Long has responded to being an immediate focal point in the offense by leading the PSAC in passing touchdowns and holding second in yards all while throwing only one interception through five games.

The White and Green are also 5-0 in that span.

In their most recent game, they took down their biggest rival Indiana University (Pa.), 42-21. The excitement was obvious.

“This past weekend was special to me,” Long said.

The energy is evident as well, and Long’s sentiment is shared. After wins, the tunnel is shaking with music from the locker room.

The team has taken to each other, and it has brought plenty of benefits. The Rock is undefeated thus far and currently ranked #10 nationally in Division II by the American Football Coaches Association poll.

The development of this current team’s relationships was strengthened this spring when Long first took the helm as the starting quarterback.

“When we would be up very early in the morning to get our work in and then do extra stuff on our own, off the football field too. Building a strong relationship with those guys, it’s really rewarding to see it pay off now and only continue to grow stronger as we go throughout the season,” Long said,

The bond he shares with coaches and players has created a shared trust between all.

“The whole offensive staff in general, the trust they place in me translates to my game and helps me play more confidently,” Long said.

Chemistry is necessary for winning football teams. Any team you see lift the Lombardi Trophy plays with each other effectively in all three phases.

“We talk about it all the time, playing complementary football,” Long said. “When the offense isn’t playing as well, our defense has stepped up for us and vice versa.”

It is clear Long has put plenty of time and effort into both developing his craft and his relationships with his teammates, but Long’s football development began quite early in his life.

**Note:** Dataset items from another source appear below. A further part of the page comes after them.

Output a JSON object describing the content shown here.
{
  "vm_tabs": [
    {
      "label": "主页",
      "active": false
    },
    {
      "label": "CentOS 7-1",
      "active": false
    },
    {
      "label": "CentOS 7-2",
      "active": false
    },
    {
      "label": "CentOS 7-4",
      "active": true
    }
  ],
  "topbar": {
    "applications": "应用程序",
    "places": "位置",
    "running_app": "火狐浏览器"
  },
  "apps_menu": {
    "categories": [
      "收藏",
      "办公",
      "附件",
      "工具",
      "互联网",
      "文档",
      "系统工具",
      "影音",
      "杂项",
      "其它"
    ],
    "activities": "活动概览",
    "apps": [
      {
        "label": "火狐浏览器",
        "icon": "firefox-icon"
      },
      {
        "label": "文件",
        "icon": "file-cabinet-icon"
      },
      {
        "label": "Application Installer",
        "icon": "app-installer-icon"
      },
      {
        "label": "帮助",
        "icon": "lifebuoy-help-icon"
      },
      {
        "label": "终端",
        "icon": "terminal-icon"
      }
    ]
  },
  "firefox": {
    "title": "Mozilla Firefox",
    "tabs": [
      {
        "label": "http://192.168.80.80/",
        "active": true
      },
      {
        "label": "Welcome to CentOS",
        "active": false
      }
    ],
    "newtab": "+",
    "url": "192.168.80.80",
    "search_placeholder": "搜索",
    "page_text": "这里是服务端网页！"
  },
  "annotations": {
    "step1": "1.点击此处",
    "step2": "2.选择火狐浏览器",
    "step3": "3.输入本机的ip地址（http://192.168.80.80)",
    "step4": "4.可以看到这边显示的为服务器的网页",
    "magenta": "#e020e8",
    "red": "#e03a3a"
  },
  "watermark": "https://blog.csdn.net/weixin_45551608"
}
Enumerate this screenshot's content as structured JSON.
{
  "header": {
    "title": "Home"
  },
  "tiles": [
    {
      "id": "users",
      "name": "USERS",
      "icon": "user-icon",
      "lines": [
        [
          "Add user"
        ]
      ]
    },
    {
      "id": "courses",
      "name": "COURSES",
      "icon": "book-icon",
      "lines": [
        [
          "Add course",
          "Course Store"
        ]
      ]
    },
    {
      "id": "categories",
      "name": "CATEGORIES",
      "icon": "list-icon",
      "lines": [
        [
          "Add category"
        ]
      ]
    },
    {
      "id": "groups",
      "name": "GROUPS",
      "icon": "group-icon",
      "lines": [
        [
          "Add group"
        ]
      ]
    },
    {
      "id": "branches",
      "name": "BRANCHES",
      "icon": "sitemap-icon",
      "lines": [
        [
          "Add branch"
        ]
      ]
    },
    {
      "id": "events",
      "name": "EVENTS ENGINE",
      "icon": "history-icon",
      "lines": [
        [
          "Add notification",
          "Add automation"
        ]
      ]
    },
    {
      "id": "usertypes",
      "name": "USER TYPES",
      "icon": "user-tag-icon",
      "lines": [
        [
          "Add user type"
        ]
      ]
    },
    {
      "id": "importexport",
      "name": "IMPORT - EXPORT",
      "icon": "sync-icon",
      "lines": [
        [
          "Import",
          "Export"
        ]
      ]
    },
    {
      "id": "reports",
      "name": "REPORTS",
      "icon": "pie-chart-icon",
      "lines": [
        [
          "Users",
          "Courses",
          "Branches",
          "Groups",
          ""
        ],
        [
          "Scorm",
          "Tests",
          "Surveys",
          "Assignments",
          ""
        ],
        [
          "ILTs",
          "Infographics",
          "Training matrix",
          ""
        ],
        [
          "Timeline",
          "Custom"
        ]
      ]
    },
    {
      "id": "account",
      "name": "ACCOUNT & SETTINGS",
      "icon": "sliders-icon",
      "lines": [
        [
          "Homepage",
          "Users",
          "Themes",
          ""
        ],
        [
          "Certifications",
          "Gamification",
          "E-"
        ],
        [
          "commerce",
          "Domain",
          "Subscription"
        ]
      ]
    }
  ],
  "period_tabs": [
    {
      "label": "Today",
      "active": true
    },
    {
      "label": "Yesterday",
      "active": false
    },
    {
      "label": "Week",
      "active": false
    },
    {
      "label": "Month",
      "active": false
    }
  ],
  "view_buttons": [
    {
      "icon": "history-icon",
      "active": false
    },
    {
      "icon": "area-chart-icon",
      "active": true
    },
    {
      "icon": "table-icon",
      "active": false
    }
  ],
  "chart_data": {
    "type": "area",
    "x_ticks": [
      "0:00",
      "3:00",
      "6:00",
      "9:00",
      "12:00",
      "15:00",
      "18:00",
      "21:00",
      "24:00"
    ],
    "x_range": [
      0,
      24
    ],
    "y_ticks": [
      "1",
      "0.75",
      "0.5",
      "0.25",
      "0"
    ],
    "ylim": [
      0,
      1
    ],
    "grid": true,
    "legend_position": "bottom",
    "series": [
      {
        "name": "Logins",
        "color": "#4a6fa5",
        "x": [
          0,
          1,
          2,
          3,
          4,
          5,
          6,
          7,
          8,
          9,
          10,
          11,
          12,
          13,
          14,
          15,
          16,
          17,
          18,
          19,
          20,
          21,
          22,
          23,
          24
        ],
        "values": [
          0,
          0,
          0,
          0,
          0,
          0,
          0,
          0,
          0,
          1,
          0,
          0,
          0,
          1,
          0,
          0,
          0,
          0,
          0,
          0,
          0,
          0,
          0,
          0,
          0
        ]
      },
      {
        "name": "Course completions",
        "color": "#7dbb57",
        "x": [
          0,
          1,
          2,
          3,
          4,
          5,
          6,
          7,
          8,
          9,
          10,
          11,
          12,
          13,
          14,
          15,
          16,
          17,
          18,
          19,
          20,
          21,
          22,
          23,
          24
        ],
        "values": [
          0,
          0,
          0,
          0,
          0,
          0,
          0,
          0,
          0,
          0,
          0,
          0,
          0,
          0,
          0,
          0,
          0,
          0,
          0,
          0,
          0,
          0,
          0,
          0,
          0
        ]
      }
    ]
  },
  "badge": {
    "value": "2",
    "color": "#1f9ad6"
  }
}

“My dad played football. He played in college and he was always coaching when I was young so I was always around the game,” Long said. “I would always be putting all the replica uniforms on and replica helmets on, going out and using my imagination.”

That’s how it often starts for athletes. You start learning early and it just becomes a lifestyle. Long is happy with that lifestyle and no matter what his future holds, he will never lose his love of the game.

“It’s important to remember that football is a fun game. You can get caught up in the heat of the moment but that’s what I go back on a lot. Football is supposed to be fun and that’s why you play the game,” Long said.